An island as a place, Yoon says, tends to be a fantasy in everyone's mind. It brings out a sense of nostalgia which is quite distant from the reality of everyday life. Childhood love also is a fantasy in many a memory. Spring Waltz explores such fantasy of our first love – how the pure and genuine love for someone can face the reality of living with mental bruises and an identity crisis, and eventually heal the painful process of forgiveness and reconciliation, just like the way spring brings us a hope.

==Ratings==

| Date | Episode | Nationwide | Seoul |
|---|---|---|---|
| 2006-03-06 | 1 | 10.9 (12th) | 10.9 (13th) |
| 2006-03-07 | 2 | 11.5 (13th) | 10.8 (15th) |
| 2006-03-13 | 3 | 12.1 (14th) | 13.6 (14th) |
| 2006-03-14 | 4 | 14.7 (7th) | 14.9 (5th) |
| 2006-03-20 | 5 | 15.3 (4th) | 16.8 (3rd) |
| 2006-03-21 | 6 | 13.4 (3rd) | 13.6 (2nd) |
| 2006-03-27 | 7 | 15.8 (4th) | 16.4 (3rd) |
| 2006-03-28 | 8 | 14.6 (6th) | 15.3 (5th) |
| 2006-04-03 | 9 | 16.2 (5th) | 16.8 (2nd) |
| 2006-04-04 | 10 | 17.5 (3rd) | 17.9 (3rd) |
| 2006-04-10 | 11 | 18.9 (2nd) | 19.6 (2nd) |
| 2006-04-11 | 12 | 18.5 (2nd) | 19.1 (2nd) |
| 2006-04-24 | 13 | 19.7 (2nd) | 20.4 (1st) |
| 2006-04-25 | 14 | 20.8 (1st) | 23.4 (1st) |
| 2006-05-01 | 15 | 22.4 (1st) | 25.6 (1st) |
| 2006-05-02 | 16 | 20.6 (1st) | 22.4 (1st) |
| 2006-05-08 | 17 | 21.6 (1st) | 22.3 (1st) |
| 2006-05-09 | 18 | 22.2 (1st) | 23.6 (1st) |
| 2006-05-15 | 19 | 23.5 (1st) | 24.6 (1st) |
| 2006-05-16 | 20 | 25.8 (1st) | 27.2 (1st) |
| Average |  | 17.8% | 18.7% |

==Awards and nominations==

| Year | Award | Category | Recipient | Result |
| 2006 | KBS Drama Awards | Top Excellence Award, Actress | Kim Hae-sook | Nominated |
| Best Supporting Actor | Lee Han-wi | Won |
| Best New Actress | Han Hyo-joo | Nominated |
| Best Young Actor | Eun Won-jae | Nominated |
| Popularity Award, Actor | Daniel Henney | Nominated |

==DVD release==
The director's cut DVD is shorter than the original broadcast version, with the scenes removed totaling close to 3 hours long. As of June 2010, there is no information as to whether the "uncut" original broadcast version will ever be authorized for release.

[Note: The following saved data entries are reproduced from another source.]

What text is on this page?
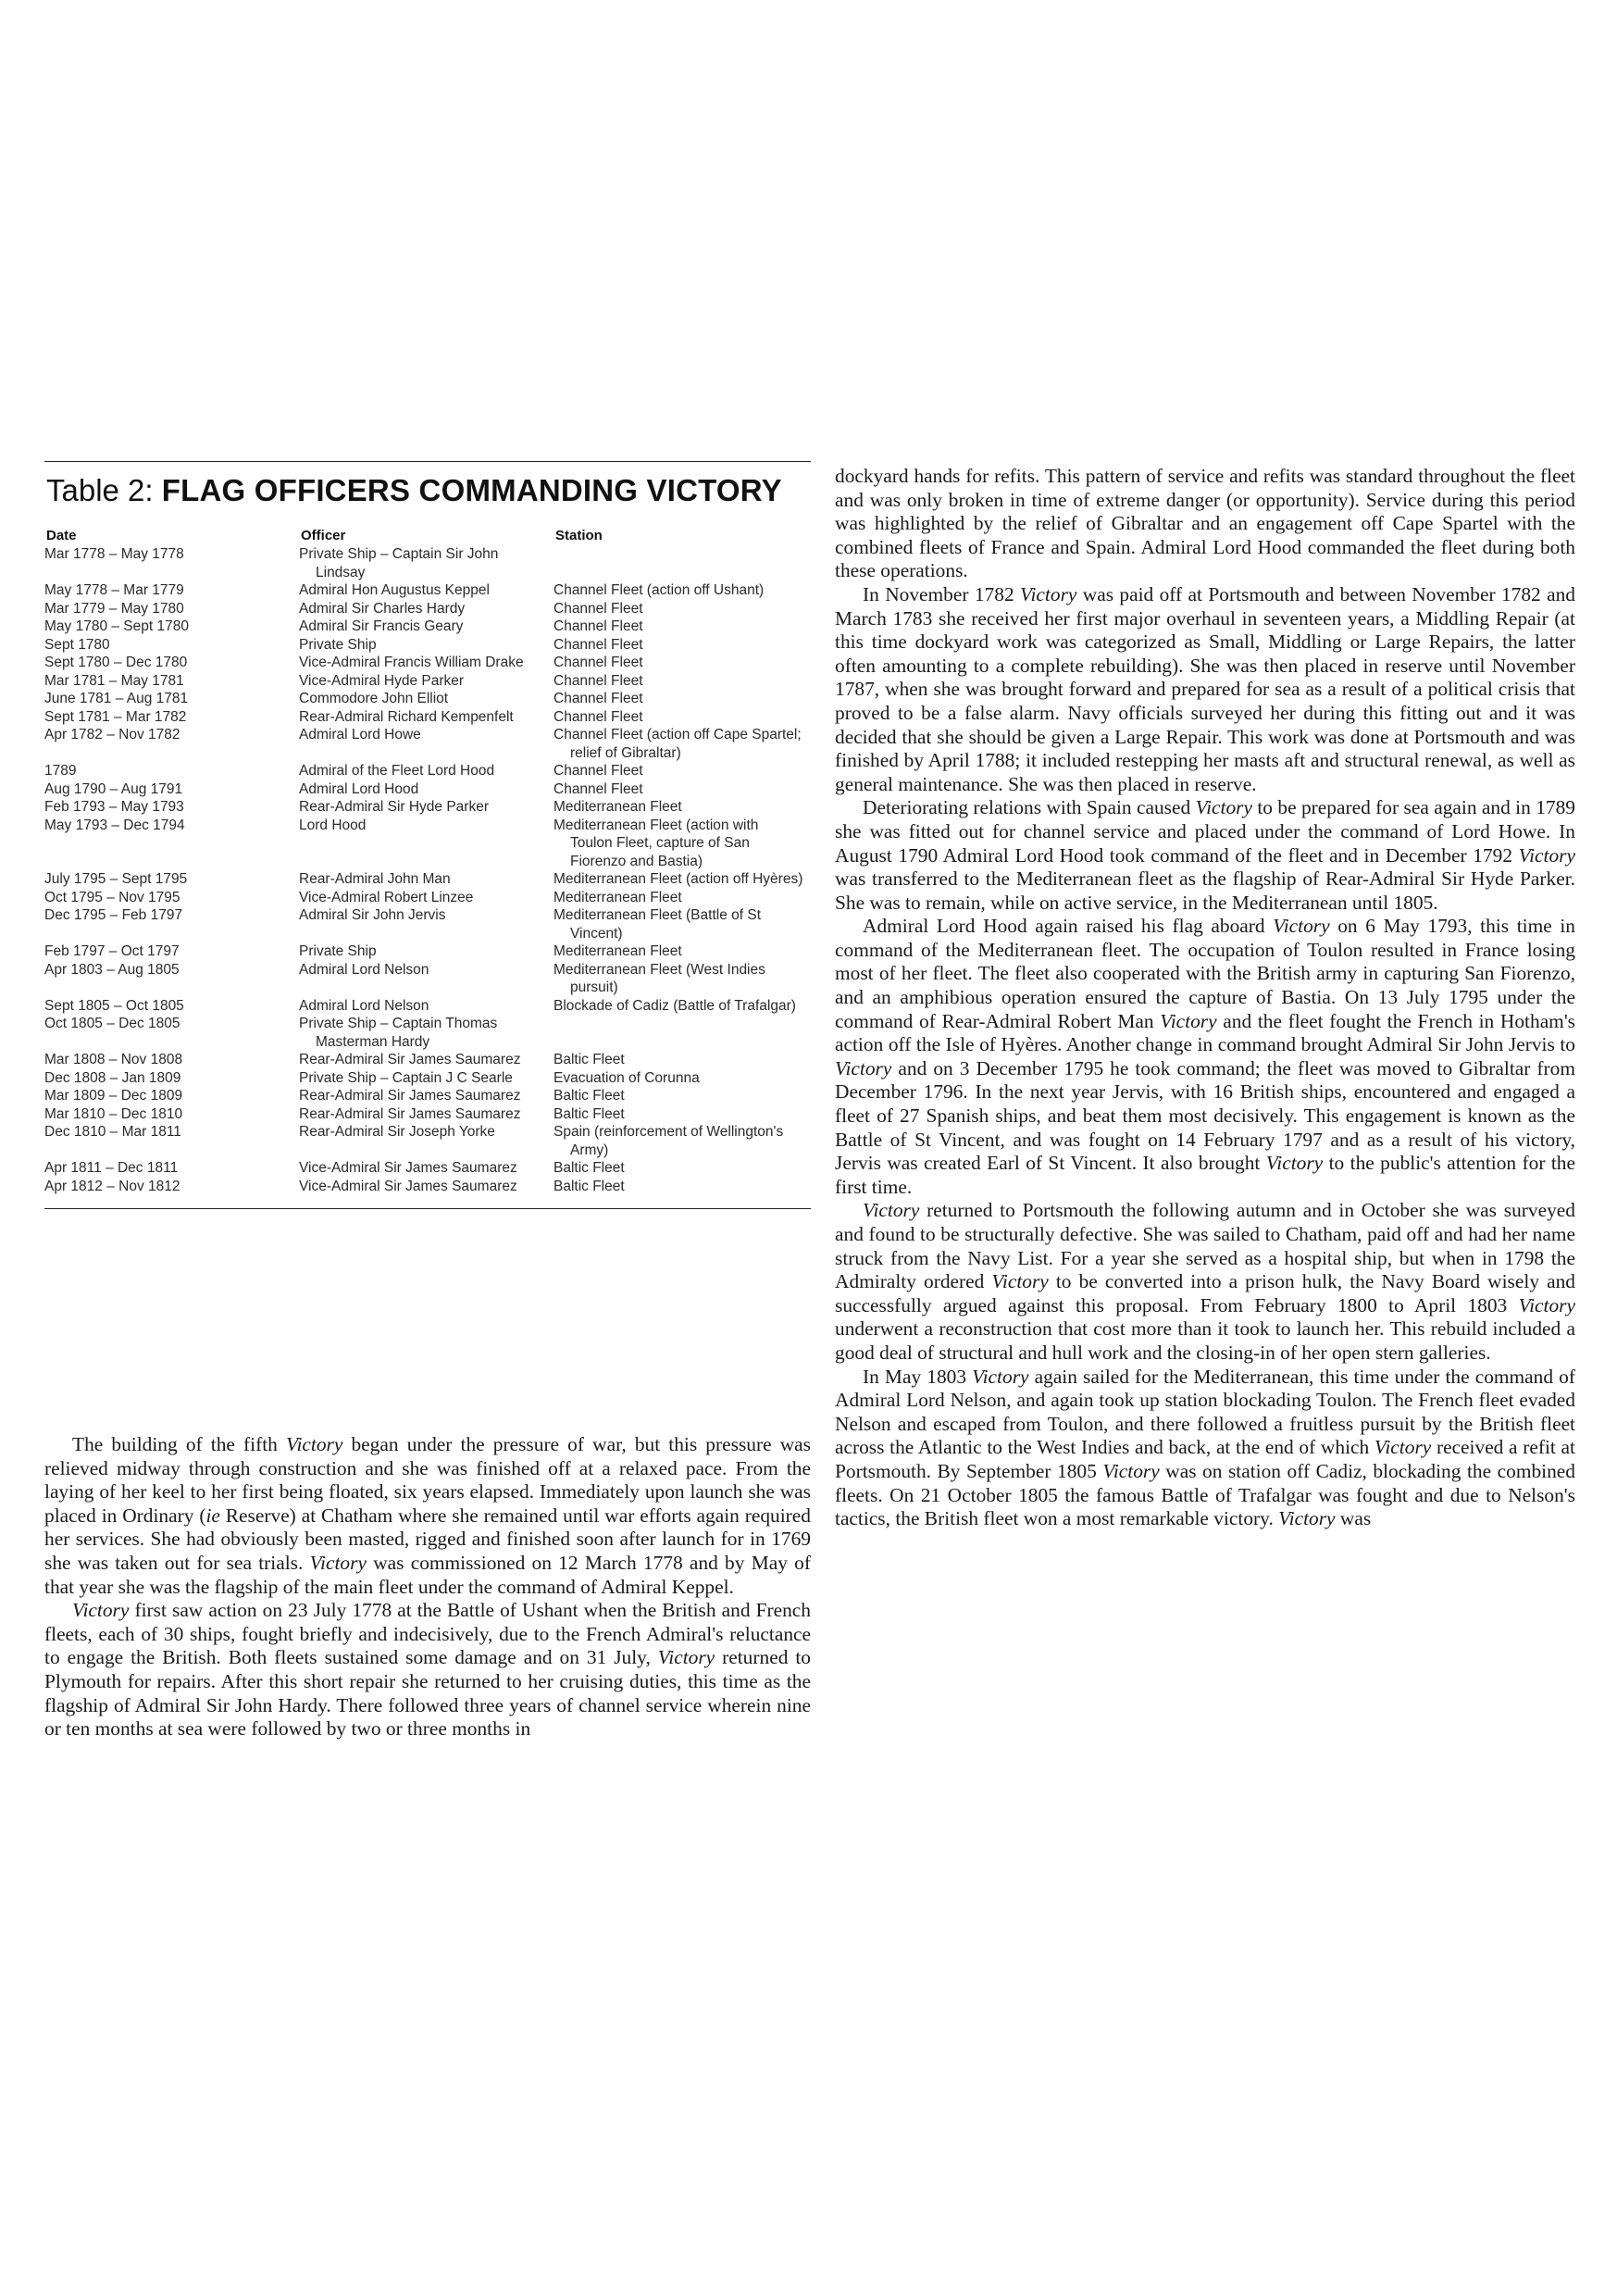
Table 2: FLAG OFFICERS COMMANDING VICTORY
Date	Officer	Station
Mar 1778 – May 1778	Private Ship – Captain Sir John Lindsay
May 1778 – Mar 1779	Admiral Hon Augustus Keppel	Channel Fleet (action off Ushant)
Mar 1779 – May 1780	Admiral Sir Charles Hardy	Channel Fleet
May 1780 – Sept 1780	Admiral Sir Francis Geary	Channel Fleet
Sept 1780	Private Ship	Channel Fleet
Sept 1780 – Dec 1780	Vice-Admiral Francis William Drake	Channel Fleet
Mar 1781 – May 1781	Vice-Admiral Hyde Parker	Channel Fleet
June 1781 – Aug 1781	Commodore John Elliot	Channel Fleet
Sept 1781 – Mar 1782	Rear-Admiral Richard Kempenfelt	Channel Fleet
Apr 1782 – Nov 1782	Admiral Lord Howe	Channel Fleet (action off Cape Spartel; relief of Gibraltar)
1789	Admiral of the Fleet Lord Hood	Channel Fleet
Aug 1790 – Aug 1791	Admiral Lord Hood	Channel Fleet
Feb 1793 – May 1793	Rear-Admiral Sir Hyde Parker	Mediterranean Fleet
May 1793 – Dec 1794	Lord Hood	Mediterranean Fleet (action with Toulon Fleet, capture of San Fiorenzo and Bastia)
July 1795 – Sept 1795	Rear-Admiral John Man	Mediterranean Fleet (action off Hyères)
Oct 1795 – Nov 1795	Vice-Admiral Robert Linzee	Mediterranean Fleet
Dec 1795 – Feb 1797	Admiral Sir John Jervis	Mediterranean Fleet (Battle of St Vincent)
Feb 1797 – Oct 1797	Private Ship	Mediterranean Fleet
Apr 1803 – Aug 1805	Admiral Lord Nelson	Mediterranean Fleet (West Indies pursuit)
Sept 1805 – Oct 1805	Admiral Lord Nelson	Blockade of Cadiz (Battle of Trafalgar)
Oct 1805 – Dec 1805	Private Ship – Captain Thomas Masterman Hardy
Mar 1808 – Nov 1808	Rear-Admiral Sir James Saumarez	Baltic Fleet
Dec 1808 – Jan 1809	Private Ship – Captain J C Searle	Evacuation of Corunna
Mar 1809 – Dec 1809	Rear-Admiral Sir James Saumarez	Baltic Fleet
Mar 1810 – Dec 1810	Rear-Admiral Sir James Saumarez	Baltic Fleet
Dec 1810 – Mar 1811	Rear-Admiral Sir Joseph Yorke	Spain (reinforcement of Wellington's Army)
Apr 1811 – Dec 1811	Vice-Admiral Sir James Saumarez	Baltic Fleet
Apr 1812 – Nov 1812	Vice-Admiral Sir James Saumarez	Baltic Fleet

The building of the fifth Victory began under the pressure of war, but this pressure was relieved midway through construction and she was finished off at a relaxed pace. From the laying of her keel to her first being floated, six years elapsed. Immediately upon launch she was placed in Ordinary (ie Reserve) at Chatham where she remained until war efforts again required her services. She had obviously been masted, rigged and finished soon after launch for in 1769 she was taken out for sea trials. Victory was commissioned on 12 March 1778 and by May of that year she was the flagship of the main fleet under the command of Admiral Keppel.

Victory first saw action on 23 July 1778 at the Battle of Ushant when the British and French fleets, each of 30 ships, fought briefly and indecisively, due to the French Admiral's reluctance to engage the British. Both fleets sustained some damage and on 31 July, Victory returned to Plymouth for repairs. After this short repair she returned to her cruising duties, this time as the flagship of Admiral Sir John Hardy. There followed three years of channel service wherein nine or ten months at sea were followed by two or three months in

dockyard hands for refits. This pattern of service and refits was standard throughout the fleet and was only broken in time of extreme danger (or opportunity). Service during this period was highlighted by the relief of Gibraltar and an engagement off Cape Spartel with the combined fleets of France and Spain. Admiral Lord Hood commanded the fleet during both these operations.

In November 1782 Victory was paid off at Portsmouth and between November 1782 and March 1783 she received her first major overhaul in seventeen years, a Middling Repair (at this time dockyard work was categorized as Small, Middling or Large Repairs, the latter often amounting to a complete rebuilding). She was then placed in reserve until November 1787, when she was brought forward and prepared for sea as a result of a political crisis that proved to be a false alarm. Navy officials surveyed her during this fitting out and it was decided that she should be given a Large Repair. This work was done at Portsmouth and was finished by April 1788; it included restepping her masts aft and structural renewal, as well as general maintenance. She was then placed in reserve.

Deteriorating relations with Spain caused Victory to be prepared for sea again and in 1789 she was fitted out for channel service and placed under the command of Lord Howe. In August 1790 Admiral Lord Hood took command of the fleet and in December 1792 Victory was transferred to the Mediterranean fleet as the flagship of Rear-Admiral Sir Hyde Parker. She was to remain, while on active service, in the Mediterranean until 1805.

Admiral Lord Hood again raised his flag aboard Victory on 6 May 1793, this time in command of the Mediterranean fleet. The occupation of Toulon resulted in France losing most of her fleet. The fleet also cooperated with the British army in capturing San Fiorenzo, and an amphibious operation ensured the capture of Bastia. On 13 July 1795 under the command of Rear-Admiral Robert Man Victory and the fleet fought the French in Hotham's action off the Isle of Hyères. Another change in command brought Admiral Sir John Jervis to Victory and on 3 December 1795 he took command; the fleet was moved to Gibraltar from December 1796. In the next year Jervis, with 16 British ships, encountered and engaged a fleet of 27 Spanish ships, and beat them most decisively. This engagement is known as the Battle of St Vincent, and was fought on 14 February 1797 and as a result of his victory, Jervis was created Earl of St Vincent. It also brought Victory to the public's attention for the first time.

Victory returned to Portsmouth the following autumn and in October she was surveyed and found to be structurally defective. She was sailed to Chatham, paid off and had her name struck from the Navy List. For a year she served as a hospital ship, but when in 1798 the Admiralty ordered Victory to be converted into a prison hulk, the Navy Board wisely and successfully argued against this proposal. From February 1800 to April 1803 Victory underwent a reconstruction that cost more than it took to launch her. This rebuild included a good deal of structural and hull work and the closing-in of her open stern galleries.

In May 1803 Victory again sailed for the Mediterranean, this time under the command of Admiral Lord Nelson, and again took up station blockading Toulon. The French fleet evaded Nelson and escaped from Toulon, and there followed a fruitless pursuit by the British fleet across the Atlantic to the West Indies and back, at the end of which Victory received a refit at Portsmouth. By September 1805 Victory was on station off Cadiz, blockading the combined fleets. On 21 October 1805 the famous Battle of Trafalgar was fought and due to Nelson's tactics, the British fleet won a most remarkable victory. Victory was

===Noticeable edits (North American version)===
- Numbering of individual episodes are omitted
- Due to the editing, some episodes ended at different times/scenes than the original broadcast.
- Dramatic endings, which included episode credits and previews, were also removed.
- The story arc involving Hong Mi-jung and Park Sang-woo was completely removed.
- Episode 11 — During their first outing as a couple, Jae-ha leaves Eun-young in front of her mother's restaurant. Before leaving, he kisses her cheek. Her mother observes them through the restaurant window. (SCENE REMOVED)
- Episode 18 — Phillip & Eun-young are at the museum. Jae-ha's mother and Yi-na appear. All four go out to lunch; Jae-ha joins them. Eun-young later leaves after Yi-na presents her and Jae-ha's wedding invitation. (SCENE REMOVED)
- Episode 18 — Eun-young returns Jae-ha's jacket along with the rainbow shell. Jae-ha runs after her asking her not to leave. Eun-young answers, "...Why won't you allow me to hate you". (SCENE REMOVED)

===Dubbed===
A Tagalog-dubbed DVD was released in the Philippines through Star Records (now Star Music).

==International airings==
Spring Waltz (with no Endless Love IV) aired in the Philippines on ABS-CBN's Primetime Bida line up from December 25, 2007 to February 8, 2008 replacing Princess Sarah and was replaced by Marrying a Millionaire on February 18 the following week.

It's also aired in Vietnam on Hanoi TV on March 4, 2007.